Targeted players included quarterbacks Aaron Rodgers, Cam Newton, Brett Favre and Kurt Warner. "Knockouts" were worth $1,500 and "cart-offs" $1,000, with payments doubled or tripled for the playoffs.
"In assessing player discipline, I focused on players who were in leadership positions at the Saints; contributed a particularly large sum of money toward the program; specifically contributed to a bounty on an opposing player; demonstrated a clear intent to participate in a program that potentially injured opposing players; sought rewards for doing so; and/or obstructed the 2010 investigation," Goodell said in a statement.
According to the league, Vilma, a linebacker, offered $10,000 in cash to any player who knocked then-Cardinals QB Warner out of a playoff game at the end of the 2009 season, and the same amount for knocking then-Vikings QB Favre out of that season's NFC championship game. The Saints were flagged for roughing Favre twice in that game, and the league later said they should have received another penalty for a brutal high-low hit from two players that hurt Favre's ankle. He was able to finish the game, but the Saints won in overtime en route to the NFL title.
Fujita, the NFL said, "pledged a significant amount of money to the prohibited pay-for-performance/bounty pool" during that season's playoffs. Smith, according to the NFL, "pledged significant sums to the program pool."
The league said Hargrove "actively obstructed the league's 2010 investigation into the program by being untruthful to investigators." He also "actively participated in the program while a member of the Saints," the league said, adding that he eventually "submitted a signed declaration to the league that established not only the existence of the program at the Saints, but also that he knew about and participated in it."
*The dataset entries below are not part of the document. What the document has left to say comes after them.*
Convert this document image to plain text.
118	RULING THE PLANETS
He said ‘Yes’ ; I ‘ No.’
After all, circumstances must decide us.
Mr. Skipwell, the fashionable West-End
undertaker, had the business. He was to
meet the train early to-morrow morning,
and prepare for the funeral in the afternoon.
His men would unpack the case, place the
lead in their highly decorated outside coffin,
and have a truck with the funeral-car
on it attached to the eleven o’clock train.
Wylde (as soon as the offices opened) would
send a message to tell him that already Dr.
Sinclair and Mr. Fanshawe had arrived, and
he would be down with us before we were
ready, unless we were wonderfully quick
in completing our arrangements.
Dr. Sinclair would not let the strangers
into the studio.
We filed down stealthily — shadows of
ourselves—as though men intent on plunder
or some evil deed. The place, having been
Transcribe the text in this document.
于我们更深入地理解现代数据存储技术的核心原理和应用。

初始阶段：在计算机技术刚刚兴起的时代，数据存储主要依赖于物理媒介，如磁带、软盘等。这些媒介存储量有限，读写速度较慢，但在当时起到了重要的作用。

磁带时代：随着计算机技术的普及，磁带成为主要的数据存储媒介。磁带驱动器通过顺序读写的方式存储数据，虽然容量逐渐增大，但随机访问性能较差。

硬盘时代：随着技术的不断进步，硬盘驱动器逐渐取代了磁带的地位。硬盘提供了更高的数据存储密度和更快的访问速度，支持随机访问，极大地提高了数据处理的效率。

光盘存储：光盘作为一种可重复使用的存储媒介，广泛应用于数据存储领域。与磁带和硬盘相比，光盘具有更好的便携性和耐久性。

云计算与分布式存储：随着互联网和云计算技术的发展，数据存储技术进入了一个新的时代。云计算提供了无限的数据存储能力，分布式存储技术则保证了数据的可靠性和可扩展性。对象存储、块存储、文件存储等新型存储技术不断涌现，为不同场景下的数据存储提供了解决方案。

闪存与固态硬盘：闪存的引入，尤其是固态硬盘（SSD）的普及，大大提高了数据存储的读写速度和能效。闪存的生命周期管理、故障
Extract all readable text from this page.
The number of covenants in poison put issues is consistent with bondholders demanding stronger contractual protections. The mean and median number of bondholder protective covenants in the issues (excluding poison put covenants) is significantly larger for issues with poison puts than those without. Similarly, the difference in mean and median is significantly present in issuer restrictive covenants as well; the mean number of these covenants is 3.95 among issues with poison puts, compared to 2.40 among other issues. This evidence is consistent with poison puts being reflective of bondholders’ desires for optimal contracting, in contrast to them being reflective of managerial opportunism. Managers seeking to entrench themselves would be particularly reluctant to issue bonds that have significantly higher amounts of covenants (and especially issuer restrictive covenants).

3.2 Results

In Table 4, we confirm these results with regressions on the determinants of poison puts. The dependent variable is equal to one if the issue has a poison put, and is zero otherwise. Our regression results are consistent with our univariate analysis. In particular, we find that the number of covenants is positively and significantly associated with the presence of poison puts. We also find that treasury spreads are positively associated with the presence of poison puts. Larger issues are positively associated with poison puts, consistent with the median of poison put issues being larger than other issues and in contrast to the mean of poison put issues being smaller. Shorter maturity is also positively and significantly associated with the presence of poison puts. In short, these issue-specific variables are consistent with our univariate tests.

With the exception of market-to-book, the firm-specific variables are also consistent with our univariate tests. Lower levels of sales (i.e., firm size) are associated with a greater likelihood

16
Vilma will miss out on $1.6 million in base salary in 2012, while Fujita stands lose more than $640,000, Hargrove more than $385,000, and Smith more than $190,000. Some of their contracts were restructured this offseason, perhaps in anticipation of the punishments.
The Saints, Browns and Packers already have made personnel moves that could help fill the gaps. The Saints signed three linebackers in free agency; the Packers, who also will be without defensive end Mike Neal for four games because he violated the league's policy on performance-enhancing substances, drafted two defensive linemen last week; and the Browns drafted two linebackers.
"We will respect the Commissioner's decision. Scott is a valued member of the Cleveland Browns, and we look forward to his participation in our offseason program and training camp," Browns coach Pat Shurmur said.
The other two clubs did not immediately comment.
Any payout for specific performances in a game, including interceptions or causing fumbles, is against NFL rules. The NFL warns teams against such practices before each season, although in the aftermath of the revelations about the Saints, current and former players from various teams talked about that sort of thing happening frequently — just not on the same scale as was found in New Orleans.
Goodell's decision was heavily criticized via Twitter by many players. But not all.
"I think he's doing the right thing to make sure this doesn't happen ever again. There's no room for any kind of bounty system in the NFL. It's a physical sport, and you've got to respect the game," New York Giants quarterback and Super Bowl MVP Eli Manning said. "He's been harsh, to try to make a statement saying there is no place for this in the game of football."
James Harrison of the Pittsburgh Steelers, a linebacker suspended by the NFL for a game last season after an illegal hit on Browns quarterback Colt McCoy, tweeted that the penalties were "ridiculous" and suggested that Goodell's crackdown is motivated by the concussion lawsuits and a desire to increase the regular season to 18 games.